Short Break (not an advertisement/sponsored content):

There was also a major update to Krill. Check out Krill Gains Powerful ROA Management Based on BGP Routing by Alex Band.

I also need to make mention of this Excuse Me, Your BGP Is Leaking episode by the #theInternetReport which has some interesting global routing security incidents and RPKI news for June.
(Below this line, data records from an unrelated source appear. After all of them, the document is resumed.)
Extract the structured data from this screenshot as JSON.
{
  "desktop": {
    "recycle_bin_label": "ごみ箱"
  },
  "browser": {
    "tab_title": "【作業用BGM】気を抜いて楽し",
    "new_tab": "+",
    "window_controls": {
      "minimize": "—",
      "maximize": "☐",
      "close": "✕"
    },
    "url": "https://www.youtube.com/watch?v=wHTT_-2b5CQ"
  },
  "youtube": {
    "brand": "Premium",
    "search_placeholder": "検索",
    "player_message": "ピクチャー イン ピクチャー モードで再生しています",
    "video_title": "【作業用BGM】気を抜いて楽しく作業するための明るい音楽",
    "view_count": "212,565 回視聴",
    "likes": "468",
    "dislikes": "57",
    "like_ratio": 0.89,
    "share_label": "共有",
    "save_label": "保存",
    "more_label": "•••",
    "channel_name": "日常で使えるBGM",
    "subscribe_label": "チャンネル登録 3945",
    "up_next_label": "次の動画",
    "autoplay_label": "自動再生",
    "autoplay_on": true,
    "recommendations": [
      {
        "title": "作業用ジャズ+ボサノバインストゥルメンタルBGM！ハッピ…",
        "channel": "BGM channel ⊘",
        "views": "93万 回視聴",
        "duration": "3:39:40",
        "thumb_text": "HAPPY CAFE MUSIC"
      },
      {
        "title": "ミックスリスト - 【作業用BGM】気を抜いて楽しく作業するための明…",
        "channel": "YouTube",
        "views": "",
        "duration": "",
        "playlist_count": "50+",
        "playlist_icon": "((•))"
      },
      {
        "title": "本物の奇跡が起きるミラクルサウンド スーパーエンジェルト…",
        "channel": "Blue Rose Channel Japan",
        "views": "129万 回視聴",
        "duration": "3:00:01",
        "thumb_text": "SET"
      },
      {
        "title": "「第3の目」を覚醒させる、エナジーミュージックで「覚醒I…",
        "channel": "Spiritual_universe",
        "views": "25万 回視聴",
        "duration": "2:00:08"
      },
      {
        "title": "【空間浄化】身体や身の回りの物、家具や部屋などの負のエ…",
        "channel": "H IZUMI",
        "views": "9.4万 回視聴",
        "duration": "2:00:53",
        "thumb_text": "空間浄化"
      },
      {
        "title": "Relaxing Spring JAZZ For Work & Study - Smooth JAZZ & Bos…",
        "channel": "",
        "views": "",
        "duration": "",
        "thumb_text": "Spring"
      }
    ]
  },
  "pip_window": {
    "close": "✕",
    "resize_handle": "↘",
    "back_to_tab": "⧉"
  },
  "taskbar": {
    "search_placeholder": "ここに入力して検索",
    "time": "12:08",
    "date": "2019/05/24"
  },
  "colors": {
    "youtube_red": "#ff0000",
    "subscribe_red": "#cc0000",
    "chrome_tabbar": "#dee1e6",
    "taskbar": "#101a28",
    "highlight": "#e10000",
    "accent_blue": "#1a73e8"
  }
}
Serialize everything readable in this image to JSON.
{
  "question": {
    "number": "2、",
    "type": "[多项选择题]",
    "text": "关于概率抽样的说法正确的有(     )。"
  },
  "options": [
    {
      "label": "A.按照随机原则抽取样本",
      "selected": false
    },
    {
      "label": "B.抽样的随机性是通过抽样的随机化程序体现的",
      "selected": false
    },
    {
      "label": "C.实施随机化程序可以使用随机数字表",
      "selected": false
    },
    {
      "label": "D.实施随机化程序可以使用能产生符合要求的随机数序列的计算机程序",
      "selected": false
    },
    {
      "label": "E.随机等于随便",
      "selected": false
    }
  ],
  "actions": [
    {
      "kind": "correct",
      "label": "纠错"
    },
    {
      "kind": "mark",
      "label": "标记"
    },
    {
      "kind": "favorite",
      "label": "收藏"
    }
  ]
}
Measuring Route Origin Validation

Last and certainly not least, there's a brilliant stock-take of how far we've come with ROV by the internet veteran and APNIC Chief Scientist Geoff Huston. This new way of measuring ROV is where I should respectively end this post. Geoff Huston and Joao Damas challenge you to think deeper about the numbers we often see being reported and the implications of dropping Invalids from an end-user perspective. It's definitely worth your time. Also look out for the surprising findings about Africa in his article.

Bonus: You can couple Geoff's blog post with a him being interviewed by Mehmet Akcin in the same month where he drops some fascinating insights.

blogger-node#show post summary

More awareness could have been raised in my continent/region about the Zero to Hero RIPE event. There was an alert shared about it on the ZANOG mailing list but I don't think there was anything beyond that. The session covered all the basics and, with an AFRINIC ROA creation example perhaps, it would be a great addition to the workshops that are being run in promotion of RPKI by various organizations in the region. If you're from my region, you had to have been on the RIPE mailing lists or eagerly following feeds about RPKI on social media to know about it.

The #ICOMM2020 event was well marketed in my region. I'm guessing this is because the organizing team consisted of ISOC representatives from Africa. It would be great to see Mikrotik release a working version of their code (one that also doesn't break IPv6) very soon. Overall, I wish that the momentum gained in the past month is not just an annual climax and hope that it will be kept up until that all-invalids-dropped day.

May your Valids live long and prosper!